During last summer's evidentiary hearing before Rouse, they and other witnesses testified under oath. Peaks took the witness stand and tearfully recanted her 1989 trial testimony, saying that police had pressured her into lying about seeing Drumgold.
Alexander's mother, Lola, testified about the cancer that eventually killed her daughter. She said Boston police knew about the illness and harassed her daughter into testifying.
The hearing's most explosive testimony, however, came from former prosecution witness Ricky Evans. At the 1989 trial Evans testified that on the night of Moore's killing he had run into Drumgold and Taylor near the crime scene both before and after the shooting and that they were armed and acting "strange."
In its report, the Globe revealed that five days after Drumgold's conviction a number of criminal charges pending against Evans were dropped outright or resolved without consequence to Evans.
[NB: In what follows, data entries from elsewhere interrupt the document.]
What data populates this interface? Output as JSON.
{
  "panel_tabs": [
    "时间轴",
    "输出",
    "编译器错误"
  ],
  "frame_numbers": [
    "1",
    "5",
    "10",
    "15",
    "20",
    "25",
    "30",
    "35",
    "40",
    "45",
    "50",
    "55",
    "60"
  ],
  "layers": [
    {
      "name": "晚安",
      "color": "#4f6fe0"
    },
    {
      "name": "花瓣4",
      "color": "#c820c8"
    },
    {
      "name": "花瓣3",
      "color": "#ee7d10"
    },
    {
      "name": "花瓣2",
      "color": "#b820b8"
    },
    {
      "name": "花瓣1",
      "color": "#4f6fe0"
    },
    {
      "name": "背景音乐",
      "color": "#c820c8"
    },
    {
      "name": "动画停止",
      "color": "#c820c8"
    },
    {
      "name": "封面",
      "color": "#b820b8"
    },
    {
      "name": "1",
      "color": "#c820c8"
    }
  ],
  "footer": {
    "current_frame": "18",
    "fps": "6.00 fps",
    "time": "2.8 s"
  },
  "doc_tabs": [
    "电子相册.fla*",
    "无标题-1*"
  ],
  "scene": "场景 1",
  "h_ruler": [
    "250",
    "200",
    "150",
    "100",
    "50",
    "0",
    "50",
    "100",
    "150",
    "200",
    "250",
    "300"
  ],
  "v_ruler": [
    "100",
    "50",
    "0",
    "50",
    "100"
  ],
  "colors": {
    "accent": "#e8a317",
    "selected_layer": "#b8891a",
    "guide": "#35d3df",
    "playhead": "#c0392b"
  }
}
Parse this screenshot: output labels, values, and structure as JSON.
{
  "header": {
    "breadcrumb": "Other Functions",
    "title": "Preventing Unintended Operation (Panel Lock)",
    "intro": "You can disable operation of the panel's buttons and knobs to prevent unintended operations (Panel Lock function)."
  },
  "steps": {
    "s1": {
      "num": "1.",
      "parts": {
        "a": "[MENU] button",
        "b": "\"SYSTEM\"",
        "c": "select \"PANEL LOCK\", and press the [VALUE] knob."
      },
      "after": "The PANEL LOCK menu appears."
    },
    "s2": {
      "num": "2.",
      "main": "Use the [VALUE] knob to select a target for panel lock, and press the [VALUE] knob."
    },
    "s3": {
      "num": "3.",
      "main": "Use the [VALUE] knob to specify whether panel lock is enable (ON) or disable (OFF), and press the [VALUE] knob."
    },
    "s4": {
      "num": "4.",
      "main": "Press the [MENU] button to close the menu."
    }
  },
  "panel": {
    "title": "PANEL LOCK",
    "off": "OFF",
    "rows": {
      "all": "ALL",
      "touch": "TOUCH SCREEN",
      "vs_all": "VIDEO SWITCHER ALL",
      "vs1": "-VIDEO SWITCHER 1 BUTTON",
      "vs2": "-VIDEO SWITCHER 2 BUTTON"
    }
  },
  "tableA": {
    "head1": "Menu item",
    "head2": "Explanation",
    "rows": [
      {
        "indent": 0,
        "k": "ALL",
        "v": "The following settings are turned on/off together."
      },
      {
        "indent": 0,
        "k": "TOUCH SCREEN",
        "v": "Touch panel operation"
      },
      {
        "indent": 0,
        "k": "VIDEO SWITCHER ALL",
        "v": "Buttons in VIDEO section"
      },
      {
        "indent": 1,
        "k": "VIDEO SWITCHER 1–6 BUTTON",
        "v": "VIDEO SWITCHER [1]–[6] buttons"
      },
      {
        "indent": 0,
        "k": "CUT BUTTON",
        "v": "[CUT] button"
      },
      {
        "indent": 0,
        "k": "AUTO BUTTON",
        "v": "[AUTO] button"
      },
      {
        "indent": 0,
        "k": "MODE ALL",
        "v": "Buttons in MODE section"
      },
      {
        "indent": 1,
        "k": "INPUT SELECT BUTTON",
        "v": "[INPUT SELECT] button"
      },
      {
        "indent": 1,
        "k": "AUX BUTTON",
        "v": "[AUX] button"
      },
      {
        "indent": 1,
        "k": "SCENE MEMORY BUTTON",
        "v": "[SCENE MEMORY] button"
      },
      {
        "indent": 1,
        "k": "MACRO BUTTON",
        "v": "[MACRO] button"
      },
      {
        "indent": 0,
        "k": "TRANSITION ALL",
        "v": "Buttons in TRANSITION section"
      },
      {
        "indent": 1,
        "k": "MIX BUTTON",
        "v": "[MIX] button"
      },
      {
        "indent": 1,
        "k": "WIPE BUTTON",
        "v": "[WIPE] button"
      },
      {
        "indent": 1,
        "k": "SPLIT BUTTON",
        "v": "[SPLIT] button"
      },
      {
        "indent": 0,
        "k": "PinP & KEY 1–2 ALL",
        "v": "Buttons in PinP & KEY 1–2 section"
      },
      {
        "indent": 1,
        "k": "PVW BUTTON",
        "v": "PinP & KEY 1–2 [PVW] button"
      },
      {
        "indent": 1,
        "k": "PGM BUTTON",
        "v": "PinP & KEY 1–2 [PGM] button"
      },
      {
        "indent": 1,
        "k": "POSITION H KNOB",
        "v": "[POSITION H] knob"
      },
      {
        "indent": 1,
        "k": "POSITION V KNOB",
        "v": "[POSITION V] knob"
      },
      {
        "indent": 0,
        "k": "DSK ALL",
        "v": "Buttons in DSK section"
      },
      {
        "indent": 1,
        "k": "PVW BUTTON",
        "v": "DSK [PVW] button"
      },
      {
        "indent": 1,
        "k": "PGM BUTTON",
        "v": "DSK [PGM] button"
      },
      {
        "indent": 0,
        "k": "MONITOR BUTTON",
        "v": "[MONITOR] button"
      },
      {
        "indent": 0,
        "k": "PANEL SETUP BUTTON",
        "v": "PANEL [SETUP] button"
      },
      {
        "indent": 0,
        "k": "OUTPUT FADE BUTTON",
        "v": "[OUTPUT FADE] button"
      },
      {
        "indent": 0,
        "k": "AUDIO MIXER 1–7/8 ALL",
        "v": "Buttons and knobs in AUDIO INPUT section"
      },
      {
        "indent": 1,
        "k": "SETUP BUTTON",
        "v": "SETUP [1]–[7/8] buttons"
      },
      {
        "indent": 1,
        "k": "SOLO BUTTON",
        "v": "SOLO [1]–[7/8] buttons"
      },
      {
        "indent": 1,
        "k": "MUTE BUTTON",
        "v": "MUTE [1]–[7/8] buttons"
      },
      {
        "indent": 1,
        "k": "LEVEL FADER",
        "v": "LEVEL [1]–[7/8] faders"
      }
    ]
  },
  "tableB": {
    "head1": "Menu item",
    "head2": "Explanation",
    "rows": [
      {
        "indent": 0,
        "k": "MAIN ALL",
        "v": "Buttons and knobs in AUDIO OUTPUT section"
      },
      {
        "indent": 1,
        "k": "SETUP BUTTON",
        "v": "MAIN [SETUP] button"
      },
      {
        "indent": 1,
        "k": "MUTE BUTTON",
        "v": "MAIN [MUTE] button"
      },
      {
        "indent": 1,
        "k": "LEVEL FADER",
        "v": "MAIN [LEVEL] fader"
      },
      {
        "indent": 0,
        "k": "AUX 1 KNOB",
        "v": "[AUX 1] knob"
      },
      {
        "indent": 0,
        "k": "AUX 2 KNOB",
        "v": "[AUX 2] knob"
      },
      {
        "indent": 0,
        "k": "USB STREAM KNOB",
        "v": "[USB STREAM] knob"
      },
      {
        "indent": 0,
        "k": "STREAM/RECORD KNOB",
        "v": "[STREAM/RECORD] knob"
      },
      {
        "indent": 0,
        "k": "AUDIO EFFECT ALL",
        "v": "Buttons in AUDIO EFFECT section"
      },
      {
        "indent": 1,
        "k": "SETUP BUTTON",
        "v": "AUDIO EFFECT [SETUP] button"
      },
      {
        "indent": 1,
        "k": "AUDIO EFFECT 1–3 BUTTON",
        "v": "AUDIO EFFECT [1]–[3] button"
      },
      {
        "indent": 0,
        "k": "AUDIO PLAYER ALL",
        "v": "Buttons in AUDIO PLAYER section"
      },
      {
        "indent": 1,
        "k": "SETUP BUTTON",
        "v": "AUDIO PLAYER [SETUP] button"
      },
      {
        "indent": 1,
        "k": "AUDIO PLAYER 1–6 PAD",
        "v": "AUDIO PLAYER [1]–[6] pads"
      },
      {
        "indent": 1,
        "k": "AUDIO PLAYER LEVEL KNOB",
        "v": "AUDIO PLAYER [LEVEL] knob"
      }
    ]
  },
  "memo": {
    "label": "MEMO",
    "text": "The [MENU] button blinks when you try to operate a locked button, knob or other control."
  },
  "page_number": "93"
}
During last summer's hearing, Evans told Rouse that his 1989 trial testimony was all lies. Evans said he was homeless in 1989 when police took him off the streets and put him up in a hotel in Dorchester. "They started giving me all these things, a place to live, money in my pocket," testified Evans. He said police were "feeding me things so I could lie in court."
In yesterday's filing, Meier dismissed Evans's claims of police coercion, but condemned the Commonwealth's failure at trial to disclose information about the free housing and meals and the help police offered Evans in disposing of his own criminal cases.
Meier told Rouse it was beyond the scope of his review to judge whether "the Commonwealth's failure to disclose such evidence . . . was knowing and intentional, negligent, inadvertent, or otherwise."
Meier also focused on Alexander's cancer and its possible impact on her credibility as the prosecution's star witness.
While he rejected Lola Alexander's recent assertions that investigators knew about her daughter's fatal condition prior to trial, Meier said the recent surfacing of evidence "regarding Ms. Alexander's health is nonetheless material, credible, and -- in the interests of justice -- worthy of careful consideration."
Meier, in the filing, said he was unpersuaded by the recantations by Peaks and others. And he said the testimony of two new witnesses who came forward this year to support Drumgold's alibi did not constitute "new evidence" within the meaning of legal rules concerning motions for a new trial. Steven Rappaport, Drumgold's trial attorney, was aware of at least one of the witnesses, wrote Meier.